In archaeology, natural is a term to denote a layer (stratum) in the stratigraphic record where there is no evidence of human impact on the environment. While there may be "natural" layers interbedded with archaeologically interesting layers, such as when a site was abandoned for long periods between occupations, the top (or horizon) of the natural layer below which there is no anthropogenic activity on site, and thus where the archaeological record begins, is the point to terminate digging. Usually it is the underlying geological makeup of the site that was formed by geologic processes. It is the goal of complete excavation to remove the entirety of the archaeological record all the way to the "natural", leaving only the natural deposits of pre-human activity on site.

If the excavation is related to development, the impact assessment may stipulate excavation will cease at a certain depth, because the nature of the development will not disturb remains below a certain level. Such an excavation may not reach a natural or sterile layer.

==Issues of definition==
Natural is becoming a blurred term in archaeology due to an increased understanding by researchers of natural processes. In addition, through the development of geoarchaeology, scholars believe the natural landscape has a bearing on interpretation of subsequent human activity on any given site. As geoarchaeology continues to influence the interpretation of processes that occur within the archaeological record, the term "natural" has become less useful.
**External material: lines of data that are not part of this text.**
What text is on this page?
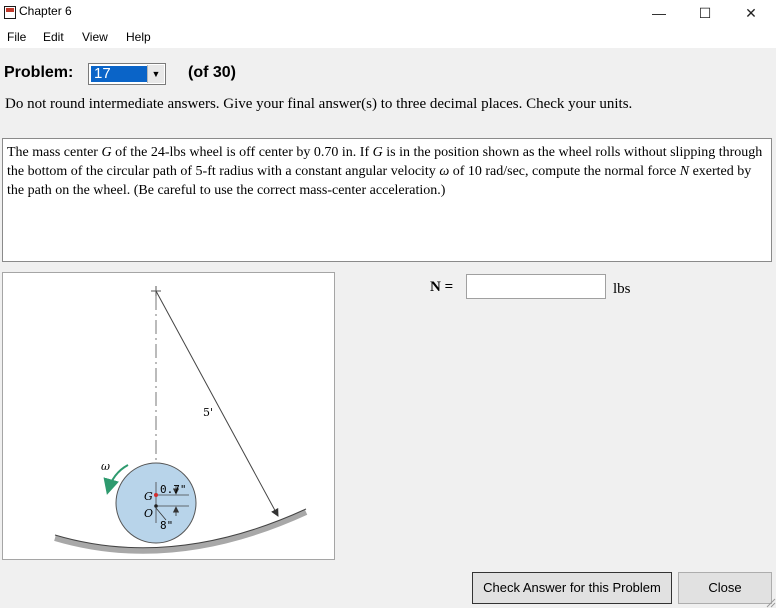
Chapter 6	—	☐	✕
File Edit View Help
Problem: 17	▼ (of 30)
Do not round intermediate answers. Give your final answer(s) to three decimal places. Check your units.
The mass center G of the 24-lbs wheel is off center by 0.70 in. If G is in the position shown as the wheel rolls without slipping through the bottom of the circular path of 5-ft radius with a constant angular velocity ω of 10 rad/sec, compute the normal force N exerted by the path on the wheel. (Be careful to use the correct mass-center acceleration.)
5'
0.7"
G
O
8"
ω
N =	lbs
Check Answer for this Problem	Close
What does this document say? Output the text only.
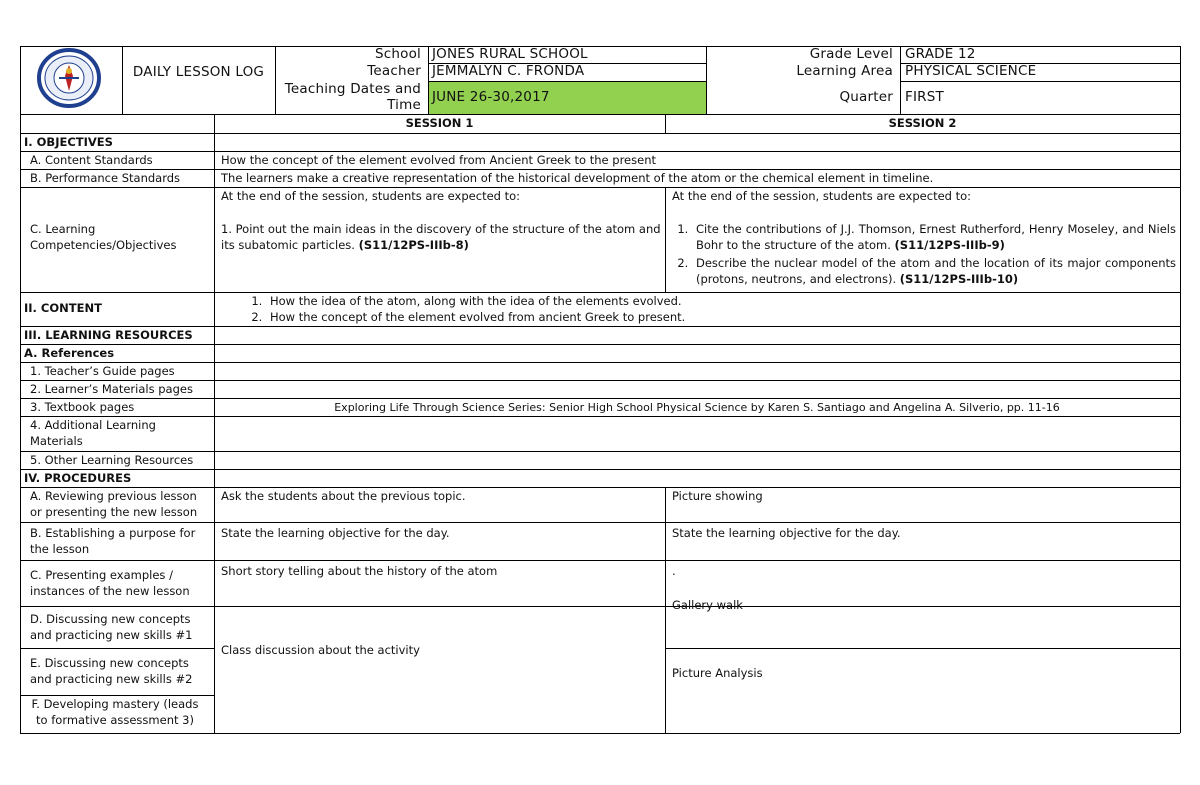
DAILY LESSON LOG
School JONES RURAL SCHOOL
Teacher JEMMALYN C. FRONDA
Teaching Dates and Time JUNE 26-30,2017
Grade Level GRADE 12
Learning Area PHYSICAL SCIENCE
Quarter FIRST
SESSION 1	SESSION 2
I. OBJECTIVES
A. Content Standards	How the concept of the element evolved from Ancient Greek to the present
B. Performance Standards	The learners make a creative representation of the historical development of the atom or the chemical element in timeline.
C. Learning Competencies/Objectives
At the end of the session, students are expected to:
1. Point out the main ideas in the discovery of the structure of the atom and its subatomic particles. (S11/12PS-IIIb-8)
At the end of the session, students are expected to:
1. Cite the contributions of J.J. Thomson, Ernest Rutherford, Henry Moseley, and Niels Bohr to the structure of the atom. (S11/12PS-IIIb-9)
2. Describe the nuclear model of the atom and the location of its major components (protons, neutrons, and electrons). (S11/12PS-IIIb-10)
II. CONTENT
1.	How the idea of the atom, along with the idea of the elements evolved.
2. How the concept of the element evolved from ancient Greek to present.
III. LEARNING RESOURCES
A. References
1. Teacher’s Guide pages
2. Learner’s Materials pages
3. Textbook pages	Exploring Life Through Science Series: Senior High School Physical Science by Karen S. Santiago and Angelina A. Silverio, pp. 11-16
4. Additional Learning Materials
5. Other Learning Resources
IV. PROCEDURES
A. Reviewing previous lesson or presenting the new lesson
Ask the students about the previous topic.	Picture showing
B. Establishing a purpose for the lesson
State the learning objective for the day.	State the learning objective for the day.
C. Presenting examples / instances of the new lesson
Short story telling about the history of the atom	.
Gallery walk
D. Discussing new concepts and practicing new skills #1
Class discussion about the activity
E. Discussing new concepts and practicing new skills #2	Picture Analysis
F. Developing mastery (leads to formative assessment 3)
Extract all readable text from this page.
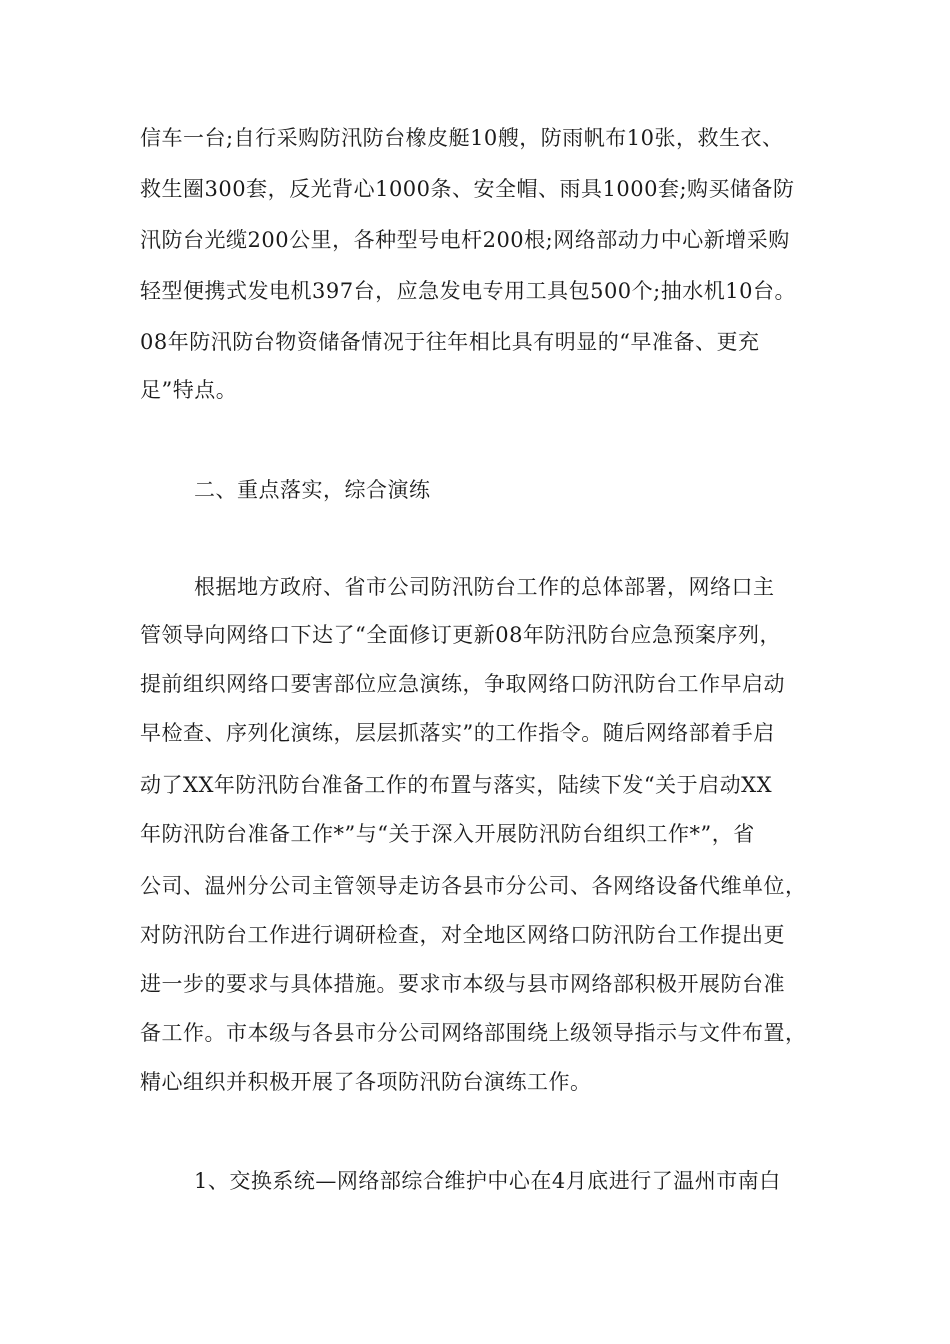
信车一台;自行采购防汛防台橡皮艇10艘，防雨帆布10张，救生衣、
救生圈300套，反光背心1000条、安全帽、雨具1000套;购买储备防
汛防台光缆200公里，各种型号电杆200根;网络部动力中心新增采购
轻型便携式发电机397台，应急发电专用工具包500个;抽水机10台。
08年防汛防台物资储备情况于往年相比具有明显的“早准备、更充
足”特点。
二、重点落实，综合演练
根据地方政府、省市公司防汛防台工作的总体部署，网络口主
管领导向网络口下达了“全面修订更新08年防汛防台应急预案序列，
提前组织网络口要害部位应急演练，争取网络口防汛防台工作早启动
早检查、序列化演练，层层抓落实”的工作指令。随后网络部着手启
动了XX年防汛防台准备工作的布置与落实，陆续下发“关于启动XX
年防汛防台准备工作*”与“关于深入开展防汛防台组织工作*”，省
公司、温州分公司主管领导走访各县市分公司、各网络设备代维单位，
对防汛防台工作进行调研检查，对全地区网络口防汛防台工作提出更
进一步的要求与具体措施。要求市本级与县市网络部积极开展防台准
备工作。市本级与各县市分公司网络部围绕上级领导指示与文件布置，
精心组织并积极开展了各项防汛防台演练工作。
1、交换系统—网络部综合维护中心在4月底进行了温州市南白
Natural can be a relative term. On urban sites, where research interests may make a detailed examination of the earliest part of the record impractical, rudimentary human or prehistoric activity may go unrecorded, as opposed to an equivalent horizon on a rural site for which the study team's agenda is to look for prehistoric evidence. Chemical and soil process over time often obscure and cause decomposition of cultural materials, and thus a human-occupied layer may look natural. Additionally, early prehistoric tools were manufactured from natural materials, such as bone, stone and fiber; they do not stand out as clearly as metal, glass and plastic. The effect of decompositional processes is that the older an archaeological deposit is, the more it will appear similar to the underlying geology. For some archaeologists, a basic rule of thumb is "the greater the contrast a context has with the natural, the younger it is." Similarly, United States prehistoric archaeologists often rely on significantly diminished counts of lithic flake debitage to assess the excavation unit's trend toward natural stratigraphy. While a trend may be recognized, a stratum is not called natural or sterile, unless it is void of cultural materials.